Lanka Indian Oil Corporation (LIOC), a subsidiary of the Indian Oil Corporation said it is confident of becoming the best enterprise in the country, boosting its market image once the agreement with the Government of Sri Lanka is signed.

LIOC was to clinch a subsidy deal with the government last Tuesday but was put off due to legal clauses. The oil firm hopes to sign the agreement soon which would help the company to go ahead with its programs.

The critical aspect of "Settlement Agreement" is that LIOC does not enjoy the subsidy comforts in marketing petrol and diesel since July 1, the day on which liberalisation of pricing in the petroleum industry took place. LIOC is required to sell petrol and diesel at a price based on the cost.

Chairman, Indian Oil Corporation Ltd., and LIOC, Sarthak Behuria speaking to journalists on the current status of the company said the company had to face severe financial constraints due to the delay in subsidy payments by the government.

The loss went soaring and last year alone it was Rs. 2 billion. The first quarter of this year has been a loss, second a break even scenario but the company hopes to pass down the market price benefits to the consumers in the third quarter. We hope that with favourable market conditions and with the support of the parent company we could remain afloat and continue operations, Behuria said.

LIOC is permitted to sell petrol and diesel at a price which will cover the cost. The price difference was compensated by the government in the form of a subsidy.

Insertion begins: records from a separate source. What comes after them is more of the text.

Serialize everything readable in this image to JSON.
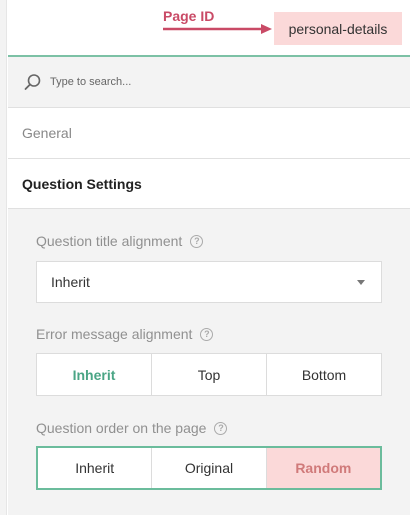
{
  "header": {
    "page_id_label": "Page ID",
    "page_id_value": "personal-details"
  },
  "search": {
    "placeholder": "Type to search..."
  },
  "sections": {
    "general": "General",
    "question_settings": "Question Settings"
  },
  "fields": {
    "title_alignment": {
      "label": "Question title alignment",
      "value": "Inherit"
    },
    "error_alignment": {
      "label": "Error message alignment",
      "options": [
        "Inherit",
        "Top",
        "Bottom"
      ],
      "selected": "Inherit"
    },
    "question_order": {
      "label": "Question order on the page",
      "options": [
        "Inherit",
        "Original",
        "Random"
      ],
      "selected": "Random"
    }
  },
  "colors": {
    "accent_green": "#4aa585",
    "highlight_pink": "#fbd9d9",
    "annotation_pink": "#c94a66"
  }
}
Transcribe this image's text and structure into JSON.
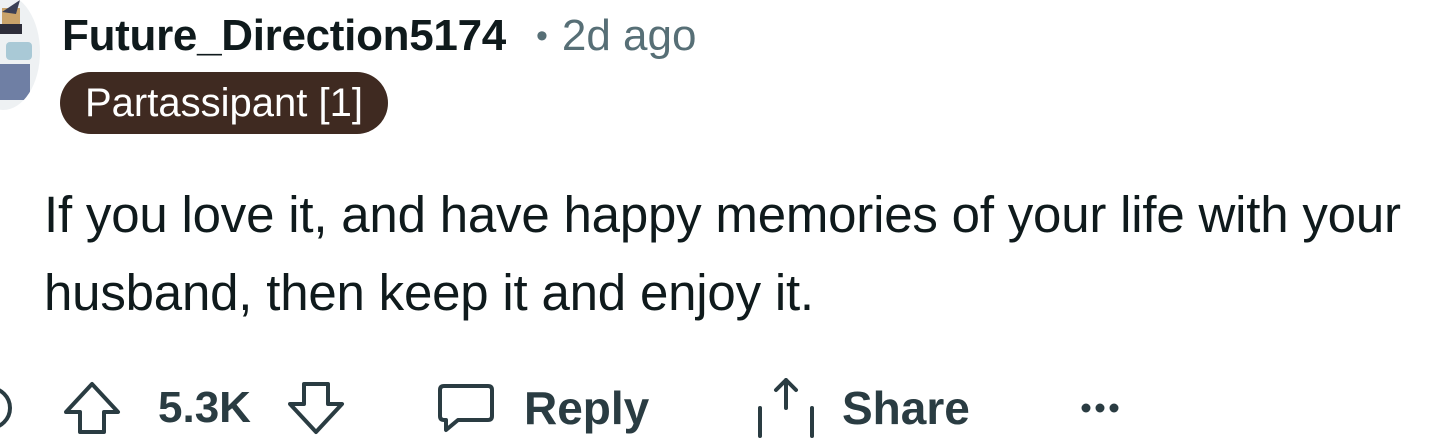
{
  "comment": {
    "author": "Future_Direction5174",
    "separator": "•",
    "timestamp": "2d ago",
    "flair": "Partassipant [1]",
    "body": "If you love it, and have happy memories of your life with your husband, then keep it and enjoy it."
  },
  "actions": {
    "score": "5.3K",
    "reply_label": "Reply",
    "share_label": "Share",
    "more_label": "•••"
  },
  "icons": {
    "avatar": "avatar",
    "collapse": "collapse-icon",
    "upvote": "upvote-arrow-icon",
    "downvote": "downvote-arrow-icon",
    "reply": "speech-bubble-icon",
    "share": "share-icon",
    "more": "more-options-icon"
  },
  "colors": {
    "text_primary": "#0f1a1c",
    "text_secondary": "#576f76",
    "action_text": "#2a3c42",
    "flair_background": "#3f2a21",
    "flair_text": "#ffffff"
  }
}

The release of subsidy payments from the government on a monthly basis was not forthcoming and this resulted in a receivable amount of Rs. 7.560 billion.

According to negotiations the government has agreed to settle Rs. 5.16 billion as subsidy payment to LIOC where Rs. 700 million will be in the form of cash and 4.466 billion as government bonds for two years at 11 percent interest.

LIOC's diversification plan is focused on building additional infrastructure in the country. The company has commenced constructing a lube oil blending plant at Trincomalee with an investment of US$ 5 million to produce 18 million litres per year. The project is scheduled to be commissioned by 2007.

Plans to construct modern filling stations with state-of-the-art designs and facilities to provide a better and efficient service to customers are in the pipeline.

In addition LIOC will explore the possibility of marketing bunker fuels and furnace oil for inland customers. LIOC will continue to add value to the common user facility CPSTL.

Meanwhile, LIOC launched two fuel products, LankaMile diesel and LankaPremium petrol.